On Wednesday evening, as another precautionary measure, we planned out a procedure to replicate the data on other machines so that if another hard drive or the disk array were to fail, we would not have data loss or corruption. To prioritize, we are copying data in alphabetical order from enabled (i.e., not disabled) accounts to another hard drive on the disk array. We will remove this hard drive when done for safekeeping, and also copy the same data over our internal network to another server with a RAID 1 (mirror) setup.

We will try our best to restore service as soon as possible. We don't want to sound deceiving by suggesting a time earlier than what might end up happening, especially since we need to first make sure that existing data is safely backed up. Service downtime through the weekend is not acceptable but it is possible, and depending on any obstacles encountered, the length of downtime could be longer or shorter.

Our Board of Directors (comprised of interested OCF members, volunteer staff and "users" alike) currently meets weekly on Thursday at 6:45pm in the OCF lab. Our next meeting is today, and if you have any advice or comments, related or not to the downtime, we encourage you to attend.

Update Sat Sep 24 06:30pm

The ASUC Auxiliary is closed on weekends, and as a result we won't be able to obtain the package of hard drive replacements that we ordered until Monday, at which point we will be able to rebuild the array and bring services back online.
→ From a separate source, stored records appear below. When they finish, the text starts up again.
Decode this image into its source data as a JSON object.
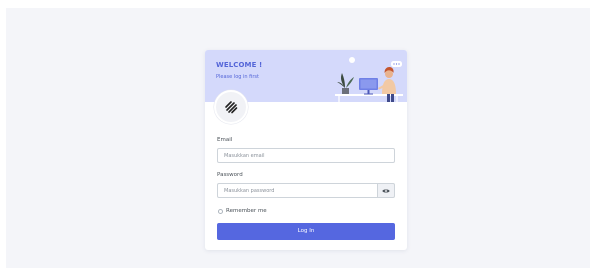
{
  "header": {
    "welcome": "WELCOME !",
    "subtitle": "Please log in first"
  },
  "form": {
    "email_label": "Email",
    "email_placeholder": "Masukkan email",
    "password_label": "Password",
    "password_placeholder": "Masukkan password",
    "remember_label": "Remember me",
    "login_label": "Log In"
  },
  "icons": {
    "logo": "hatched-logo-icon",
    "show_password": "eye-icon",
    "illustration": "person-at-desk-illustration"
  },
  "colors": {
    "background": "#f4f5f9",
    "banner": "#d4d9fb",
    "accent": "#5567e0",
    "accent_text": "#5566d8"
  }
}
We may be able to mount the disk array read-only before then if the local copy is complete.

Update Sun Sep 25 12:00am

The local copying of non-disabled accounts that was started on Thursday morning is about 90% finished. We're expecting it to be finished by the morning.

Update Sun Sep 25 10:30am

The login and mail servers are now mounting home directories read-only. SSH/SFTP will give you read-only access to your files, IMAP/POP/mutt/webmail will give you read-only access to your mail.
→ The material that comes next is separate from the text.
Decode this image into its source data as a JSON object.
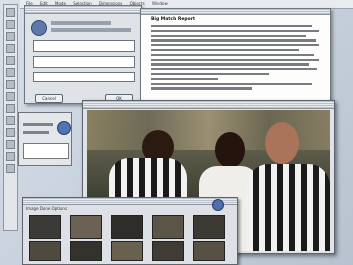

Unfortunately, the ASUC Auxiliary is closed on weekends, and as a result we won't be able to obtain the package of hard drive replacements that we ordered until Monday, at which point we will be able to repair the array and bring all services back up.

Update Sun Sep 25 11:30am

The web server is now serving web pages read-only. This may break some sites that require writing to the home or web directory. For the time being, you can optionally use our error message to give an HTTP 503 Service temporarily unavailable error with an explanation.

Update Mon Sep 26 02:30pm

We obtained and added the new hard drives to the array at 9am this morning. If there are no errors, we expect the resync to be complete by 5pm. We will then mount home directories with full read and write access in the state they were originally.

Update Mon Sep 26 05:15pm

Finally, all services are operational as before. This will hopefully be the last update...